Recent attention to Montgomery County’s reduced, but still substantial budget deficit (now projected at $297 million) has caused many to pay closer attention to the state of the county’s economy. Simply put, is MoCo in a recession?
The classic definition of a recession is two or more consecutive quarters of negative growth in gross domestic product (GDP). At the national level, there are an excruciatingly large number of measures used to predict and track business cycle changes, many of which are tracked by the National Bureau of Economic Research. At the local level, fewer statistics are available. Survey sample sizes shrink, employer non-disclosure requirements become a problem and data in general are more scarce.

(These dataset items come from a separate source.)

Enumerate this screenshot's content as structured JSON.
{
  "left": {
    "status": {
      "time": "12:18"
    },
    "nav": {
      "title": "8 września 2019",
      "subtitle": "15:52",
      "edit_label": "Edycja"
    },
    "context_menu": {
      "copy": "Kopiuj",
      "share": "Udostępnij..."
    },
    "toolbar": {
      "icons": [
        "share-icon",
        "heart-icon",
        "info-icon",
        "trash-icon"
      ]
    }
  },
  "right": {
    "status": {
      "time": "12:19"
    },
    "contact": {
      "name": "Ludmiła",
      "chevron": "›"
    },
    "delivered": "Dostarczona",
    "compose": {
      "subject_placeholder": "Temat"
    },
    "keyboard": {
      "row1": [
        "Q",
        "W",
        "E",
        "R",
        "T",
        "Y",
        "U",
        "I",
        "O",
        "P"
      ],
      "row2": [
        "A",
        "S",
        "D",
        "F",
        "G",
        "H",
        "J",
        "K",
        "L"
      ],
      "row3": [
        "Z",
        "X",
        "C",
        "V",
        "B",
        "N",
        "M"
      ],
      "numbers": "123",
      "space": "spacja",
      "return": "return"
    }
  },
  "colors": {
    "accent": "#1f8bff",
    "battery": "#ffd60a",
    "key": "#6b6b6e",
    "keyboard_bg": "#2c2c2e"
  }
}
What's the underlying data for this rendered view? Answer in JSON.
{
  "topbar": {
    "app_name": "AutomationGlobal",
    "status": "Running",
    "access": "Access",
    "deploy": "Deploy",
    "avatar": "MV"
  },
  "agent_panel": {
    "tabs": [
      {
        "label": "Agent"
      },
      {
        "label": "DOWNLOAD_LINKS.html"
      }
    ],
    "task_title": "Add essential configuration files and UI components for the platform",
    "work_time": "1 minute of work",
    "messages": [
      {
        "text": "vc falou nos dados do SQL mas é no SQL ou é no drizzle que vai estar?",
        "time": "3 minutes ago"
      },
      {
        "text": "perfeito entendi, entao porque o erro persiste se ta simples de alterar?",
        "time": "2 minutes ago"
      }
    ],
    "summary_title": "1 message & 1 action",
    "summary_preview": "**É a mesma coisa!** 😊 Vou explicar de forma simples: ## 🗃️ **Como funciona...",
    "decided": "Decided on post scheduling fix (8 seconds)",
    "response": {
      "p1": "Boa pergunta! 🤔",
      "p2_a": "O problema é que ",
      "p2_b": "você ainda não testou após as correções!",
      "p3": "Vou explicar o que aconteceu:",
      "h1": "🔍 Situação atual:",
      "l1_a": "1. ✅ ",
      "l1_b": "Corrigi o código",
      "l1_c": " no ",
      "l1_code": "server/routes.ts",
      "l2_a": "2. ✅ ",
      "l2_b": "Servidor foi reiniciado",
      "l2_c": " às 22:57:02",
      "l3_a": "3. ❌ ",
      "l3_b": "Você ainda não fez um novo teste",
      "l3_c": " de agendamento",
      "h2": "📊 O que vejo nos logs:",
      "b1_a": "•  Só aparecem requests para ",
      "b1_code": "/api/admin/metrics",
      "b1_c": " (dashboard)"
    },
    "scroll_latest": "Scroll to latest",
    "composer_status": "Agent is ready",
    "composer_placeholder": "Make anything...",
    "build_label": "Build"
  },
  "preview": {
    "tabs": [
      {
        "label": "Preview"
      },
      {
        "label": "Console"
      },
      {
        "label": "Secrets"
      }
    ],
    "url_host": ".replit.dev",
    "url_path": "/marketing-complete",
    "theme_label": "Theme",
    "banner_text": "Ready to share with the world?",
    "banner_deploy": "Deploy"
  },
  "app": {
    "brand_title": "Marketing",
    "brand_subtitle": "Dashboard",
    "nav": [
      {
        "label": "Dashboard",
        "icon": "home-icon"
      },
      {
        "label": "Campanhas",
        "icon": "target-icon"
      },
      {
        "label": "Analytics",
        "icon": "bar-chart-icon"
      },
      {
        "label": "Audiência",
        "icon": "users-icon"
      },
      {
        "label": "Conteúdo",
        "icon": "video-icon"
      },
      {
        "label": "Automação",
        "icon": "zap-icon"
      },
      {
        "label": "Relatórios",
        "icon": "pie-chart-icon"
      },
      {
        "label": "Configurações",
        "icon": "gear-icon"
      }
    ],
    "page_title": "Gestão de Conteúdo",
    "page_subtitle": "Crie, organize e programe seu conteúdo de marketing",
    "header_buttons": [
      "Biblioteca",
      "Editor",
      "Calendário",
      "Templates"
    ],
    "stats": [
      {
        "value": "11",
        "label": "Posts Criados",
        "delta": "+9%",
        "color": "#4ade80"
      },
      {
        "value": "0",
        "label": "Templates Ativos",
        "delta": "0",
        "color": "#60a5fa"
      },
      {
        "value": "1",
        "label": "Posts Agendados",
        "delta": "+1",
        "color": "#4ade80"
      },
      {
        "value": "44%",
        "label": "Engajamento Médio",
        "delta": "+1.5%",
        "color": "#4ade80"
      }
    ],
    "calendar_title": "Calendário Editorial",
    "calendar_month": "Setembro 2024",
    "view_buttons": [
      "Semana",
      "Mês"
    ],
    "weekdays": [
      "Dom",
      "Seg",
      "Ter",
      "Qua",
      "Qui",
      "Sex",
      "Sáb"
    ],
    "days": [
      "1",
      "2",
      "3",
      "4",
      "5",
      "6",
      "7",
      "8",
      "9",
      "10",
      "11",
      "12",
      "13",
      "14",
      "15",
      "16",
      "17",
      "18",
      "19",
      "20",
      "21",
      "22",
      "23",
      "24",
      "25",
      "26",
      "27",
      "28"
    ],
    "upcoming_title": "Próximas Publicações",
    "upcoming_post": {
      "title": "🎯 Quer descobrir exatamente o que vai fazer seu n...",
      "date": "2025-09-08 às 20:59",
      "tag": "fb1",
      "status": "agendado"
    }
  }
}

But there is enough information to know, or at least speculate about on an informed basis, two questions: is the county’s economy growing now and will it grow in the near future?
Montgomery County’s Department of Finance is a good resource to start. It has a number of coincident indicators, or data that measure the state of the county’s economy right now. Through November 2007, the county’s labor force (the total number of civilians employed or looking for work) was 506,884, an increase of 0.5% from the year before. As a matter of fact, the county’s labor force has increased every year since 1997. Total payroll employment through June 2007 was 458,964, a drop of 0.7% from the year before. The local unemployment rate was 2.8% through November 2007, down only 0.1 from the year before. Sales taxes collected through October 2007 were up only 0.3% over the prior year, below the local rate of inflation (3.5%).
All of these figures point to a stagnant, but not shrinking economy. Jobs are stable, inflation is creeping up but unemployment is still low. (MoCo’s unemployment rate has not risen above 4% since at least 1992.) The Washington region’s employment base grew by 1.5% last year, faster than MoCo’s, which helped the county. MoCo’s tax collections are not growing as fast as government expenditures, but the private sector is not currently contracting.
However, there is more. To answer the question of whether the county’s economy will grow in the future, we have to examine leading indicators – data that correlate with future growth. At the local level, most leading indicators are related to the construction and real estate industries. These industries serve an important function because they channel economic growth from a handful of industries into a much broader range of industries. For example, in the Washington region, up to one-third of the local economy is associated with federal spending. When federal employees or contractors receive increases in compensation, they often spend them on new housing, housing upgrades or associated real estate. Those payments multiply through real estate agents, construction contractors and material supply industries, which then distribute them more widely through the economy. The construction and real estate industries therefore absorb current growth, magnify it and create future growth throughout the economy. When construction and real estate stop growing, it means that the future growth they promulgate throughout the economy will dissipate.
According to MoCo’s Department of Finance, residential construction starts totaled $485.9 million through November 2007, down 30% from the year before. Non-residential starts totaled $526.3 million, down 9% from the year before. Non-residential volume has declined every single year since 2004. Home sales through November 2007 totaled 9,348 – down 28% from the year before and 43% from 2004. And while the median price of a single-family home increased by 0.7% last year, average days on market has jumped from 26 in 2005 to 84 in 2007.
MoCo’s commercial office market is tight but beginning to slacken. According to Transwestern, the county’s office vacancy rate was 7.1% in the third quarter of 2007, a very low rate. But look at absorption – the amount of square footage newly leased minus the square footage vacated. That figure fell from 2.2 million SF in 2004 to 150,000 SF through the third quarter of 2007. That means the rate of demand for MoCo office space is rapidly cooling and may even turn negative.
So what’s the bottom line? Current economic growth throughout the county is flat. But the commercial real estate industry is slowing down, the commercial construction industry is contracting and the residential real estate and construction markets are in a steep downturn. MoCo is not in a recession right now. But if its real estate and construction industries do not bottom out this year, a recession later in 2008 or 2009 is not out of the question.